L’une des œuvres qui illustre le plus la thématique de la perte d’identité est Quand on était seuls. Le livre est construit de la manière suivante : la narratrice remarque toujours un élément détonant chez sa kókom (grand-mère en atikamekw), soit la couleur de ses vêtements, la longueur de ses cheveux ou bien la langue qu’elle parle. Cela amène sa kókom à expliquer pourquoi elle agit ou se vêt de la sorte, en soulignant d’abord les événements négatifs qui l’ont poussée à agir ainsi. Par exemple, en parlant des uniformes obligatoires dans les pensionnats, la grand-mère utilise à plusieurs reprises des mots négativement connotés : « Tous les enfants étaient habillés de la même façon, et nos uniformes étaient grisâtres. Regroupés, on ressemblait à un ciel de tempête. » (Robertson & Flett, 2017) La réponse de sa grand-mère aux interrogations de la narratrice est toujours une « réplique » au fait que l’on ait voulu, dans les pensionnats, que les enfants fussent identiques, que l’on ait voulu leur retirer toute forme d’individualité (Ibid.). Cela souligne clairement l’acte de résistance du personnage (et de l’œuvre en soi). En effet, le port obligatoire de certains vêtements et la coupe de cheveux sont intrinsèquement liées à la perte identitaire des membres des communautés autochtones. Song le dénote bien dans son article : « Like the forced haircut, the school uniform makes them resemble White children in appearance, thus further destroying their sense of belonging to their own people. » (Song, 2018 : 1578) Il ne s’agit donc pas simplement de la perte de l’identité individuelle, mais aussi du lien avec la collectivité. Dans Je ne suis pas un numéro, cette question de la coupure du lien collectif, fortement lié à la religion, est attaquée de front, car l’un des principaux personnages est la sœur Mary et on y souligne la christianisation forcée des jeunes du pensionnat : « […] j’étais dans la chapelle pour la messe matinale, comme chaque jour et deux fois le dimanche. » (Kay Dupuis et al., 2017) Bien que cela ne soit pas explicitement décrit, cette conversion coercitive fait partie du processus de perte identitaire : « […] the unique Aboriginal identity of children was erased through forced Christian indoctrination. […] children were forced to learn Christianity and perform Christian rituals. As a result, they lost their connection with Native spirituality. » (Song, 2018 : 1578)

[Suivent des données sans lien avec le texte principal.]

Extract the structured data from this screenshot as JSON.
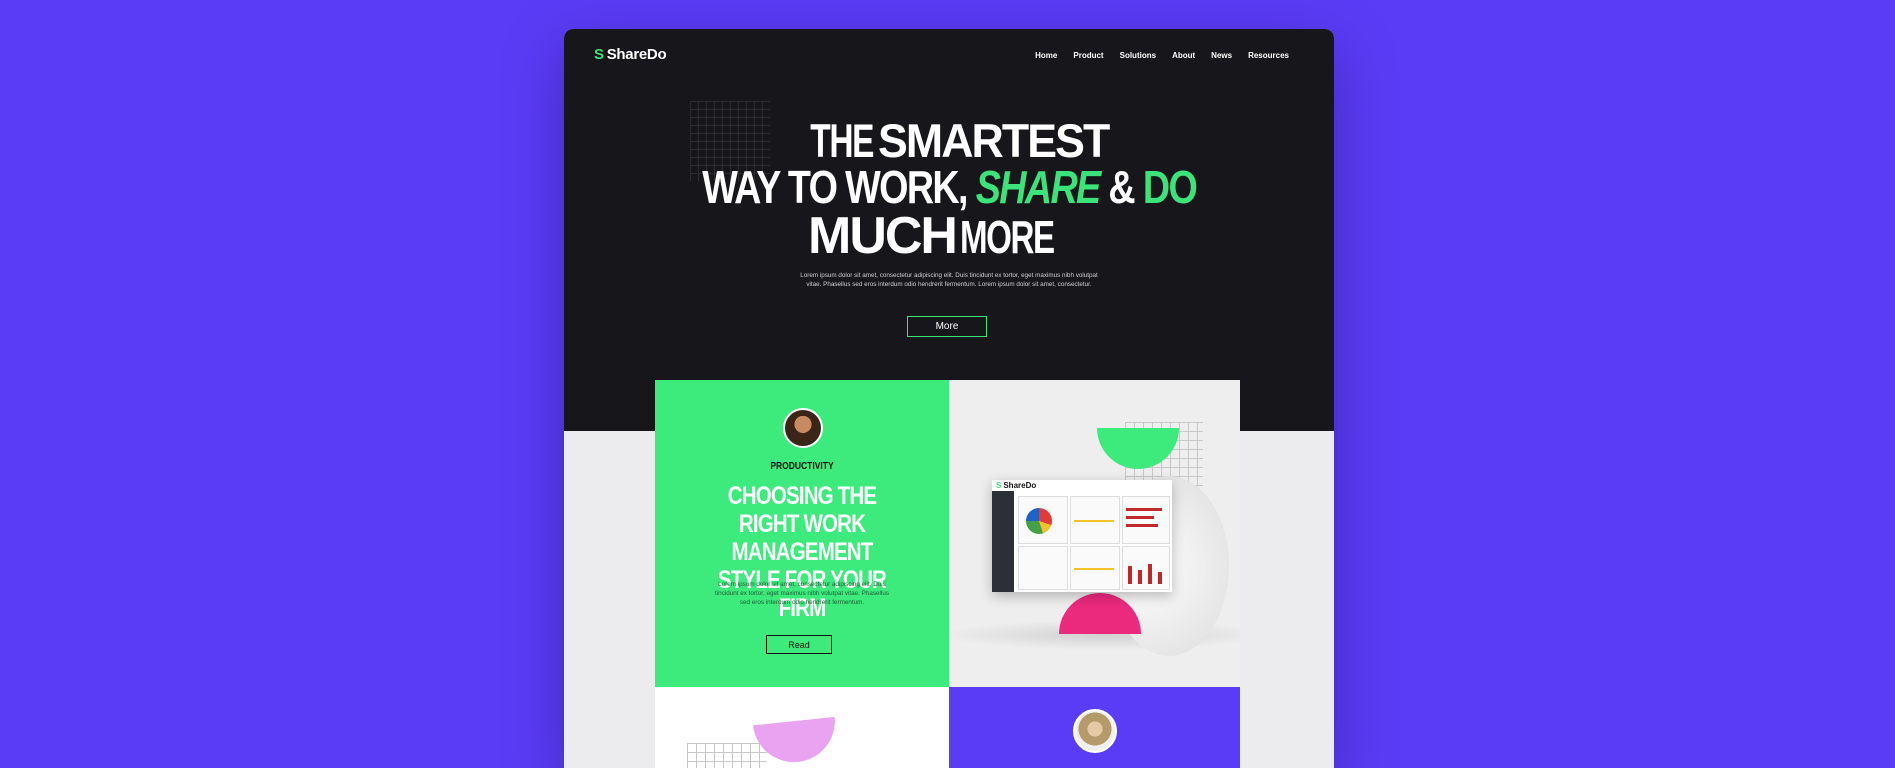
{
  "logo": {
    "mark": "S",
    "name": "ShareDo"
  },
  "nav": [
    "Home",
    "Product",
    "Solutions",
    "About",
    "News",
    "Resources"
  ],
  "hero": {
    "line1_a": "THE",
    "line1_b": "SMARTEST",
    "line2_a": "WAY TO WORK,",
    "line2_b": "SHARE",
    "line2_c": "&",
    "line2_d": "DO",
    "line3_a": "MUCH",
    "line3_b": "MORE",
    "body": "Lorem ipsum dolor sit amet, consectetur adipiscing elit. Duis tincidunt ex tortor, eget maximus nibh volutpat vitae. Phasellus sed eros interdum odio hendrerit fermentum. Lorem ipsum dolor sit amet, consectetur.",
    "button": "More"
  },
  "card1": {
    "kicker": "PRODUCTIVITY",
    "title": "CHOOSING THE RIGHT WORK MANAGEMENT STYLE FOR YOUR FIRM",
    "body": "Lorem ipsum dolor sit amet, consectetur adipiscing elit. Duis tincidunt ex tortor, eget maximus nibh volutpat vitae. Phasellus sed eros interdum odio hendrerit fermentum.",
    "button": "Read"
  },
  "dashboard": {
    "logo": "ShareDo"
  },
  "colors": {
    "brand_green": "#3ceb7c",
    "purple": "#5b3cf6",
    "dark": "#17171b",
    "pink": "#ec2a7d"
  }
}
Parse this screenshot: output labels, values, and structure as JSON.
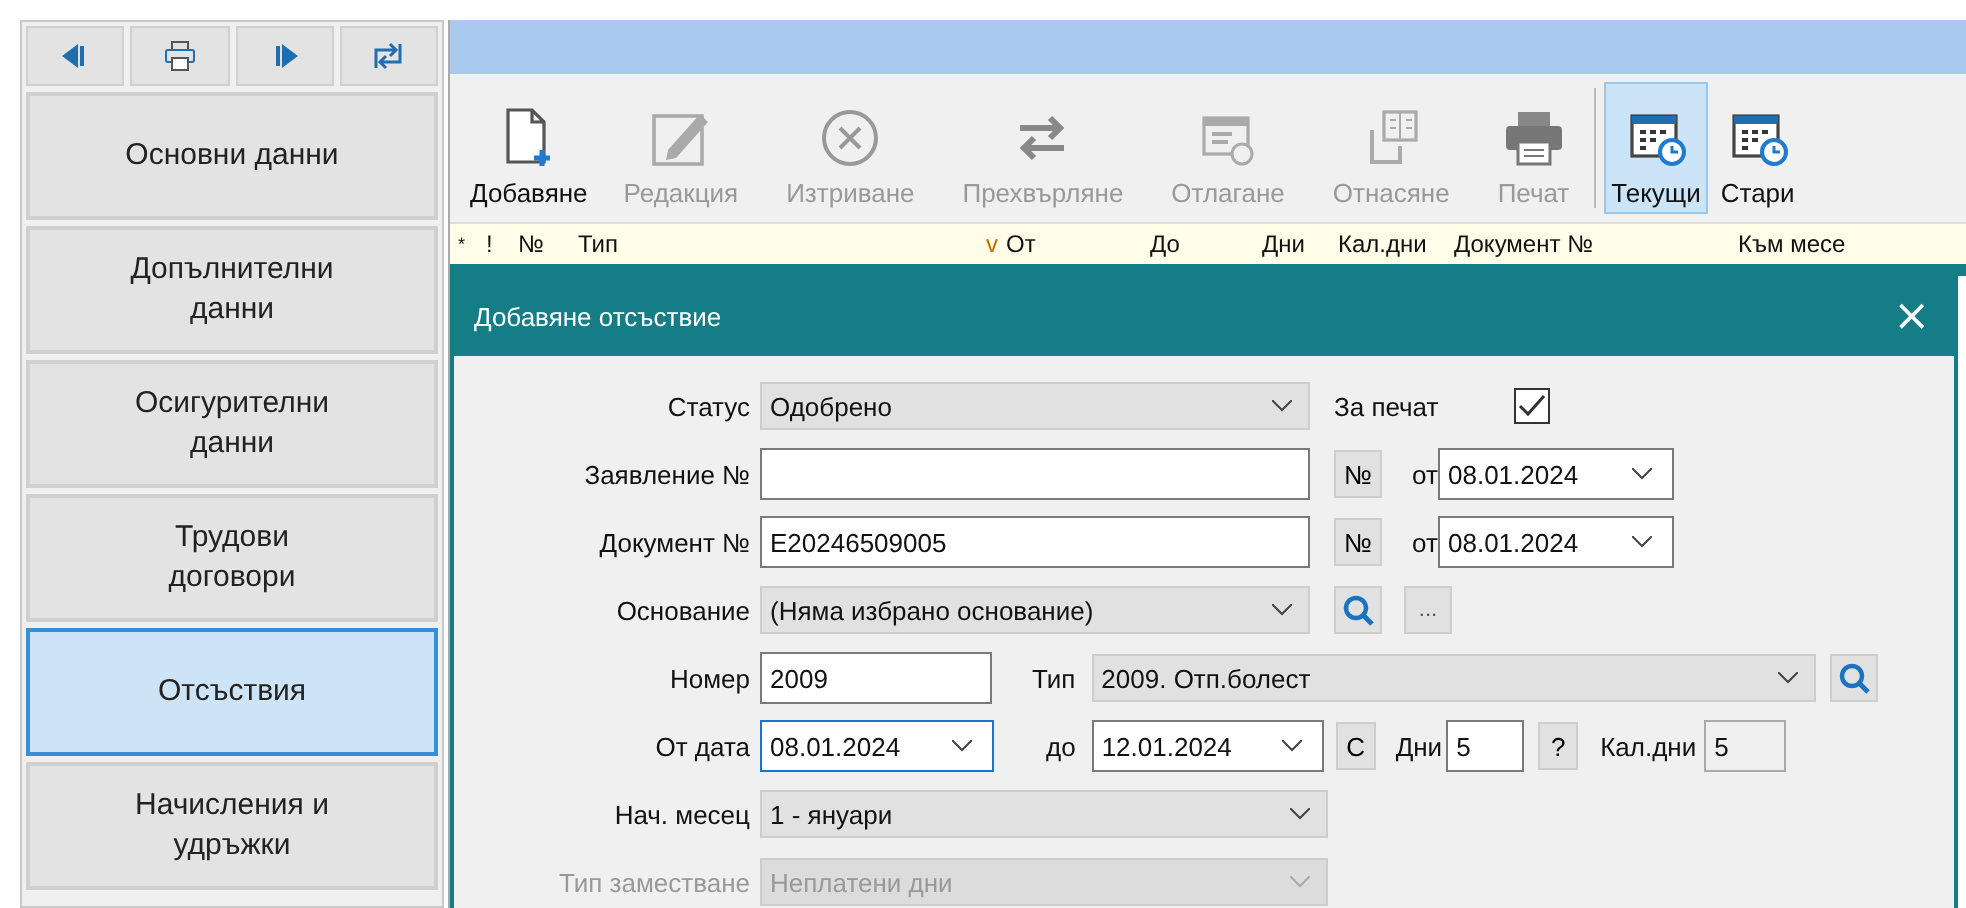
{
  "sidebar": {
    "items": [
      {
        "label": "Основни данни",
        "selected": false
      },
      {
        "label": "Допълнителни данни",
        "selected": false
      },
      {
        "label": "Осигурителни данни",
        "selected": false
      },
      {
        "label": "Трудови договори",
        "selected": false
      },
      {
        "label": "Отсъствия",
        "selected": true
      },
      {
        "label": "Начисления и удръжки",
        "selected": false
      }
    ]
  },
  "toolbar": {
    "buttons": [
      {
        "label": "Добавяне",
        "disabled": false,
        "selected": false
      },
      {
        "label": "Редакция",
        "disabled": true,
        "selected": false
      },
      {
        "label": "Изтриване",
        "disabled": true,
        "selected": false
      },
      {
        "label": "Прехвърляне",
        "disabled": true,
        "selected": false
      },
      {
        "label": "Отлагане",
        "disabled": true,
        "selected": false
      },
      {
        "label": "Отнасяне",
        "disabled": true,
        "selected": false
      },
      {
        "label": "Печат",
        "disabled": true,
        "selected": false
      },
      {
        "label": "Текущи",
        "disabled": false,
        "selected": true
      },
      {
        "label": "Стари",
        "disabled": false,
        "selected": false
      }
    ]
  },
  "grid": {
    "columns": [
      {
        "label": "*"
      },
      {
        "label": "!"
      },
      {
        "label": "№"
      },
      {
        "label": "Тип"
      },
      {
        "label": "От",
        "sort": "v"
      },
      {
        "label": "До"
      },
      {
        "label": "Дни"
      },
      {
        "label": "Кал.дни"
      },
      {
        "label": "Документ №"
      },
      {
        "label": "Към месе"
      }
    ]
  },
  "dialog": {
    "title": "Добавяне отсъствие",
    "close": "×",
    "status": {
      "label": "Статус",
      "value": "Одобрено"
    },
    "for_print": {
      "label": "За печат",
      "checked": true
    },
    "application": {
      "label": "Заявление №",
      "number_button": "№",
      "date_label": "от",
      "date": "08.01.2024"
    },
    "document": {
      "label": "Документ №",
      "value": "E20246509005",
      "number_button": "№",
      "date_label": "от",
      "date": "08.01.2024"
    },
    "basis": {
      "label": "Основание",
      "value": "(Няма избрано основание)",
      "more_button": "..."
    },
    "number": {
      "label": "Номер",
      "value": "2009"
    },
    "type": {
      "label": "Тип",
      "value": "2009. Отп.болест"
    },
    "from_date": {
      "label": "От дата",
      "value": "08.01.2024",
      "focused": true
    },
    "to_date": {
      "label": "до",
      "value": "12.01.2024",
      "focused": false
    },
    "calc_button": "C",
    "days": {
      "label": "Дни",
      "value": "5"
    },
    "help_button": "?",
    "calendar_days": {
      "label": "Кал.дни",
      "value": "5"
    },
    "start_month": {
      "label": "Нач. месец",
      "value": "1 - януари",
      "disabled": false
    },
    "substitution_type": {
      "label": "Тип заместване",
      "value": "Неплатени дни",
      "disabled": true
    }
  }
}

Dès lors, nous constatons que les pensionnats sont représentés, dans les œuvres, comme un espace où l’on dénature les individus, leur enlevant tout lien avec leur identité individuelle et collective. Les trois ouvrages révèlent également un large pan des dangers que représentaient les pensionnats, ce qui permet au jeune lectorat d’entrevoir les réalités de ces espaces et les effets à long terme sur les individus, tant sur le plan physique, psychologique, qu’individuel et collectif. Puisque les albums s’adressent à de jeunes lectrices et lecteurs, cela soulève des questions importantes quant à la représentation des diverses manifestations de la violence et quant aux possibles répercussions chez le lectorat suite à la lecture. Quel dialogue tente-t-on d’établir entre les destinataires et les auteur.e.s ? Quel objectif particulier vise-t-on lorsque l’on dépeint, en littérature de jeunesse, des manifestations de la violence ? Ne devrait-on pas plutôt protéger les enfants de tels sujets ? Est-ce que la lecture donne lieu à des effets positifs ou bien négatifs ?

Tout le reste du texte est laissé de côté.